The Sheffield Press

Politics

Farage faces scrutiny over undisclosed gifts as Clacton by-election looms

By Joe Burgett ·
Farage faces scrutiny over undisclosed gifts as Clacton by-election looms

Nigel Farage said he would resign as MP and stand again in a Clacton by-election, escalating a standards row over undisclosed gifts into a direct test of Reform U.K.’s durability. The contest will revisit the Essex seat he won on July 4, 2024, when he took Clacton with a majority of 8,405 on a 58.7% turnout.

Parliament’s standards watchdog referred Farage on July 5 after allegations that he failed to declare some benefits, a move that could open the door to a second probe into gifts he has received. The scrutiny has centered on an alleged undisclosed £5 million donation from cryptocurrency billionaire Christopher Harborne and on claims that George Cottrell, described in reporting as a convicted fraudster in the United States, provided security services, drivers, staff, social media support and accommodation before Farage entered Parliament.

AI-generated illustration
AI-generated illustration

Farage denied wrongdoing and said he had done nothing wrong and had not broken the law. He framed the coming vote in Clacton as a test by the people, arguing that voters should judge his actions directly rather than let the controversy be settled in Westminster.

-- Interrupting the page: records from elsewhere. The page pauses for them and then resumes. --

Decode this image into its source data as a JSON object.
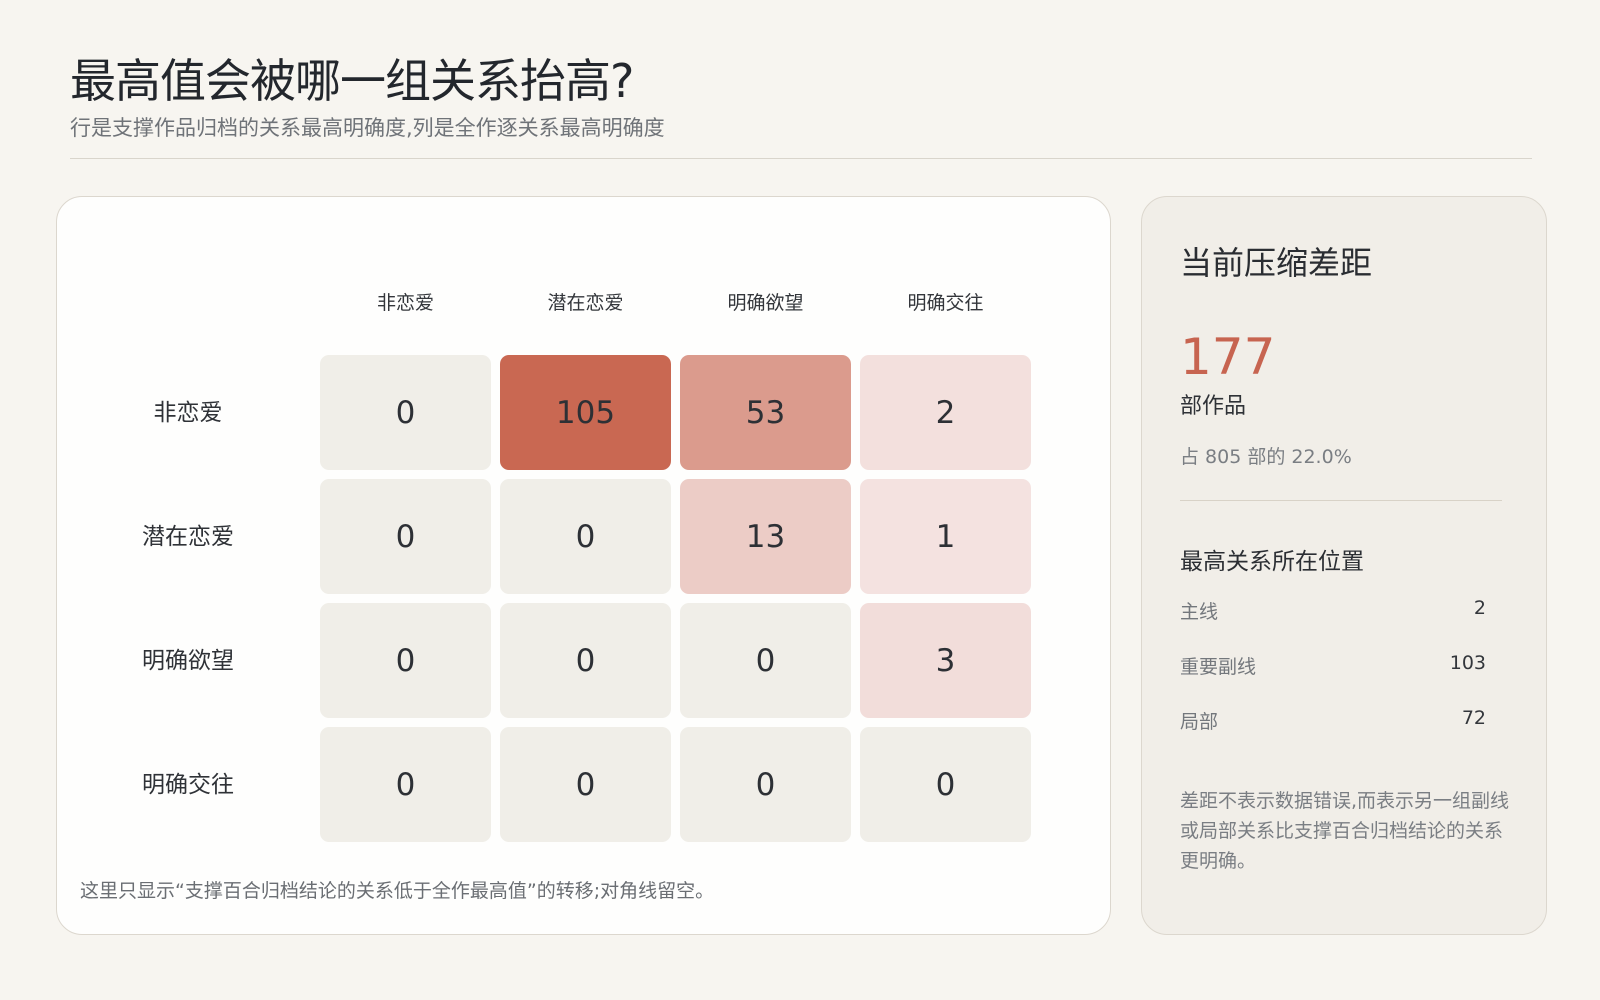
{
  "header": {
    "title": "最高值会被哪一组关系抬高?",
    "subtitle": "行是支撑作品归档的关系最高明确度,列是全作逐关系最高明确度"
  },
  "chart_data": {
    "type": "heatmap",
    "rows": [
      "非恋爱",
      "潜在恋爱",
      "明确欲望",
      "明确交往"
    ],
    "columns": [
      "非恋爱",
      "潜在恋爱",
      "明确欲望",
      "明确交往"
    ],
    "values": [
      [
        0,
        105,
        53,
        2
      ],
      [
        0,
        0,
        13,
        1
      ],
      [
        0,
        0,
        0,
        3
      ],
      [
        0,
        0,
        0,
        0
      ]
    ],
    "color_scale": {
      "zero": "#f0eee8",
      "low": "#f5e6e4",
      "high": "#c96852"
    },
    "max_value": 105
  },
  "footnote": "这里只显示“支撑百合归档结论的关系低于全作最高值”的转移;对角线留空。",
  "side": {
    "title": "当前压缩差距",
    "count": "177",
    "count_unit": "部作品",
    "share": "占 805 部的 22.0%",
    "position_title": "最高关系所在位置",
    "positions": [
      {
        "label": "主线",
        "value": "2"
      },
      {
        "label": "重要副线",
        "value": "103"
      },
      {
        "label": "局部",
        "value": "72"
      }
    ],
    "note": "差距不表示数据错误,而表示另一组副线或局部关系比支撑百合归档结论的关系更明确。"
  }
}
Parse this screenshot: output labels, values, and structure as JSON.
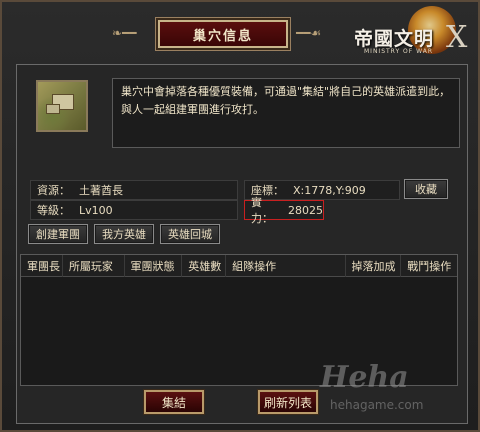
{
  "window": {
    "title": "巢穴信息"
  },
  "logo": {
    "title": "帝國文明",
    "subtitle": "MINISTRY OF WAR"
  },
  "intro": {
    "description": "巢穴中會掉落各種優質裝備，可通過\"集結\"將自己的英雄派遣到此，與人一起組建軍團進行攻打。"
  },
  "info": {
    "source_label": "資源：",
    "source_value": "土著酋長",
    "level_label": "等級：",
    "level_value": "Lv100",
    "coord_label": "座標：",
    "coord_value": "X:1778,Y:909",
    "power_label": "實力：",
    "power_value": "28025",
    "collect_button": "收藏"
  },
  "actions": {
    "create_legion": "創建軍團",
    "my_hero": "我方英雄",
    "hero_return": "英雄回城"
  },
  "table": {
    "headers": [
      "軍團長",
      "所屬玩家",
      "軍團狀態",
      "英雄數",
      "組隊操作",
      "掉落加成",
      "戰鬥操作"
    ],
    "rows": []
  },
  "footer": {
    "gather_button": "集結",
    "refresh_button": "刷新列表"
  },
  "watermark": {
    "big": "Heha",
    "small": "hehagame.com"
  }
}
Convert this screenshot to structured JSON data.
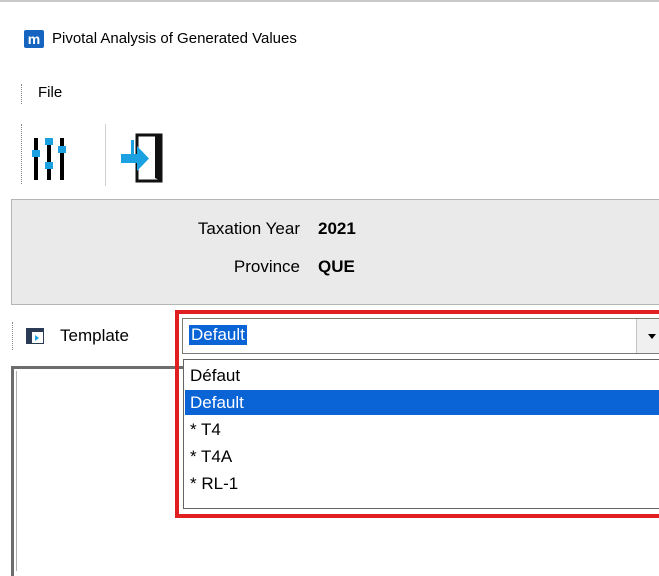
{
  "window": {
    "app_icon_letter": "m",
    "title": "Pivotal Analysis of Generated Values"
  },
  "menu": {
    "file_label": "File"
  },
  "toolbar": {
    "buttons": [
      {
        "name": "settings-sliders",
        "icon": "sliders-icon"
      },
      {
        "name": "exit",
        "icon": "exit-door-icon"
      }
    ]
  },
  "info": {
    "tax_year_label": "Taxation Year",
    "tax_year_value": "2021",
    "province_label": "Province",
    "province_value": "QUE"
  },
  "template": {
    "label": "Template",
    "selected": "Default",
    "options": [
      "Défaut",
      "Default",
      "* T4",
      "* T4A",
      "* RL-1"
    ],
    "selected_index": 1
  },
  "colors": {
    "selection": "#0a64d6",
    "highlight_border": "#e02020",
    "icon_blue": "#1ba1e2",
    "app_icon": "#1565c0"
  }
}
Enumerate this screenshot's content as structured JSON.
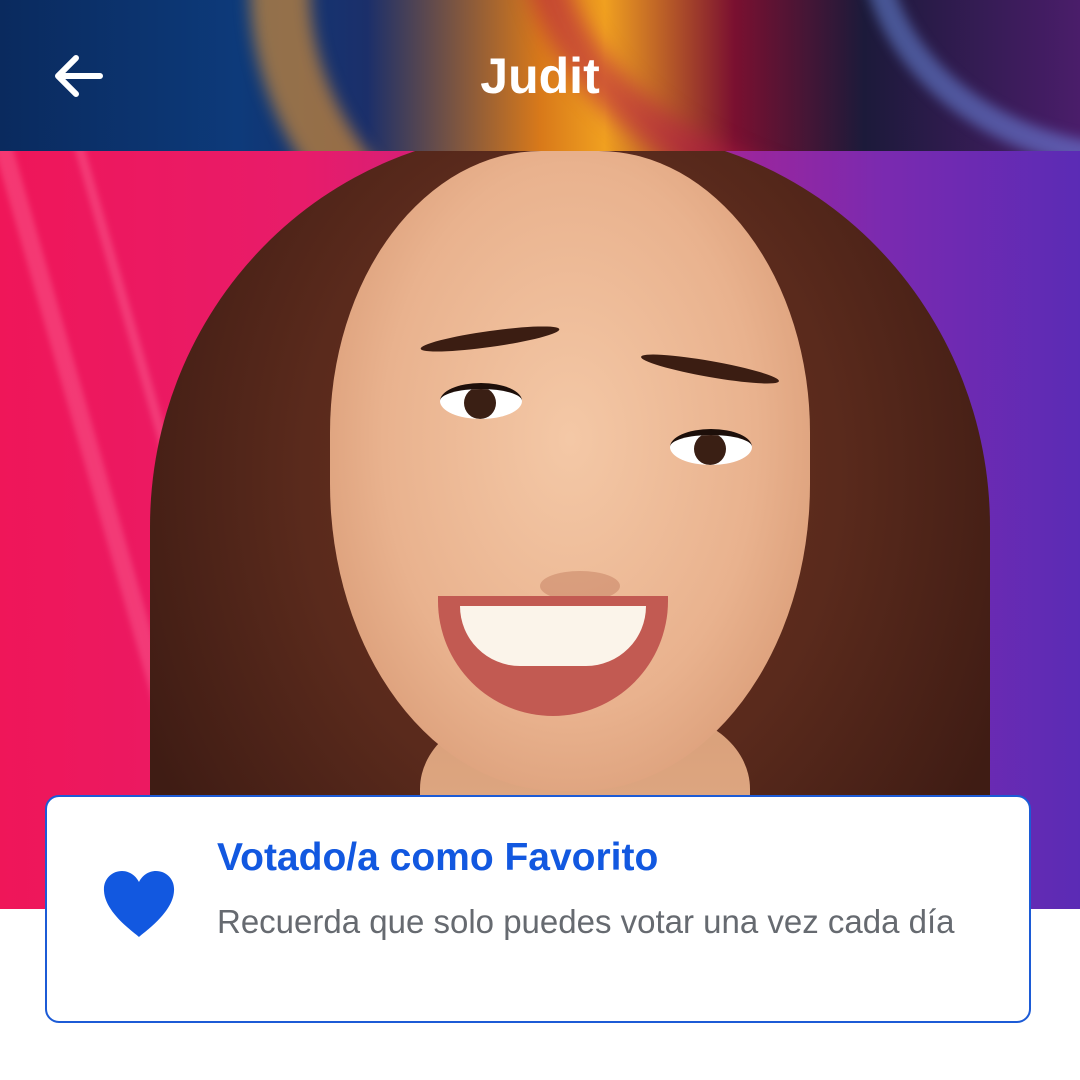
{
  "header": {
    "title": "Judit",
    "back_icon": "arrow-left-icon"
  },
  "hero": {
    "image": "contestant-portrait-photo"
  },
  "favorite_card": {
    "icon": "heart-icon",
    "title": "Votado/a como Favorito",
    "subtitle": "Recuerda que solo puedes votar una vez cada día"
  },
  "colors": {
    "accent": "#1258e0",
    "card_border": "#1c5bd6",
    "subtitle_text": "#666a70",
    "hero_left": "#ef1659",
    "hero_right": "#5b2bb5"
  }
}
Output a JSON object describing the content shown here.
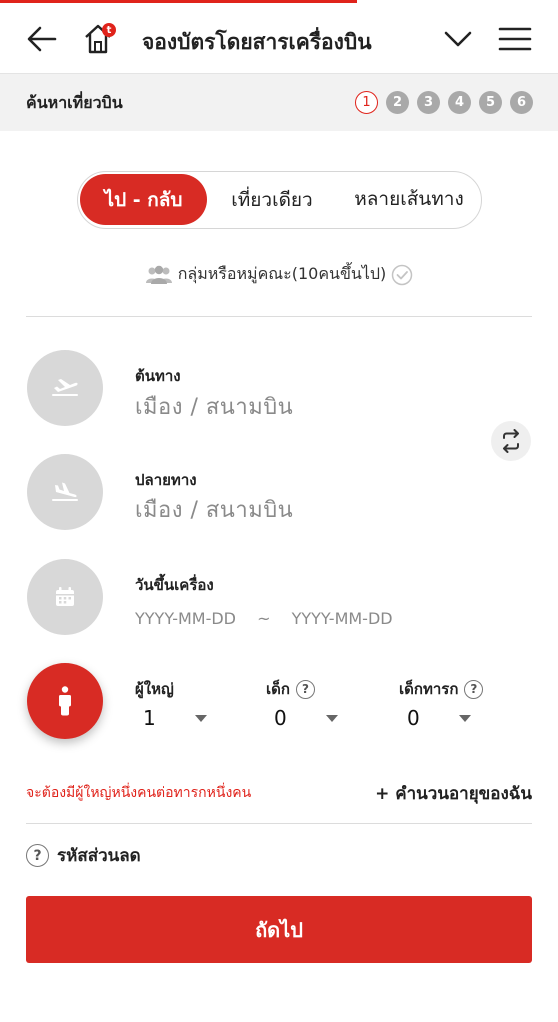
{
  "header": {
    "title": "จองบัตรโดยสารเครื่องบิน",
    "home_badge": "t",
    "icons": [
      "arrow-left-icon",
      "home-icon",
      "chevron-down-icon",
      "hamburger-menu-icon"
    ]
  },
  "stepbar": {
    "title": "ค้นหาเที่ยวบิน",
    "steps": [
      "1",
      "2",
      "3",
      "4",
      "5",
      "6"
    ],
    "active_step": 1
  },
  "trip_type": {
    "options": [
      "ไป - กลับ",
      "เที่ยวเดียว",
      "หลายเส้นทาง"
    ],
    "selected": "ไป - กลับ"
  },
  "group_booking": {
    "label": "กลุ่มหรือหมู่คณะ(10คนขึ้นไป)"
  },
  "origin": {
    "label": "ต้นทาง",
    "placeholder": "เมือง / สนามบิน"
  },
  "destination": {
    "label": "ปลายทาง",
    "placeholder": "เมือง / สนามบิน"
  },
  "dates": {
    "label": "วันขึ้นเครื่อง",
    "depart": "YYYY-MM-DD",
    "separator": "~",
    "return": "YYYY-MM-DD"
  },
  "passengers": {
    "adult": {
      "label": "ผู้ใหญ่",
      "value": "1"
    },
    "child": {
      "label": "เด็ก",
      "value": "0"
    },
    "infant": {
      "label": "เด็กทารก",
      "value": "0"
    },
    "help_glyph": "?"
  },
  "warning": "จะต้องมีผู้ใหญ่หนึ่งคนต่อทารกหนึ่งคน",
  "age_calculator": "+ คำนวนอายุของฉัน",
  "promo_code": {
    "label": "รหัสส่วนลด"
  },
  "next_button": "ถัดไป",
  "colors": {
    "brand_red": "#d82b24",
    "accent_red": "#e0231b",
    "disabled_gray": "#d8d8d8"
  }
}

The timing raises the stakes for Reform U.K., which has tried to sustain its momentum while facing a narrower polling lead and a string of missed chances in parliamentary by-elections this year. Recent surveys have put the party in the mid-to-high 20s, with support around 25% in some polls and about 27% in others, but it has not translated that standing into local by-election wins.

Nigel Farage — Wikimedia Commons
Diliff via Wikimedia Commons (CC BY-SA 3.0)

Clacton gives Farage a personal base and a political risk at the same time. The constituency had an electorate of 78,245 in the 2024 general election, and his majority there turned a long-shot campaign into one of the most watched gains of that vote. Now the same seat will measure whether a scandal over gifts and undeclared support weakens the insurgent appeal that helped make Reform U.K. a national force, or instead rallies it around the party leader who built much of its identity himself.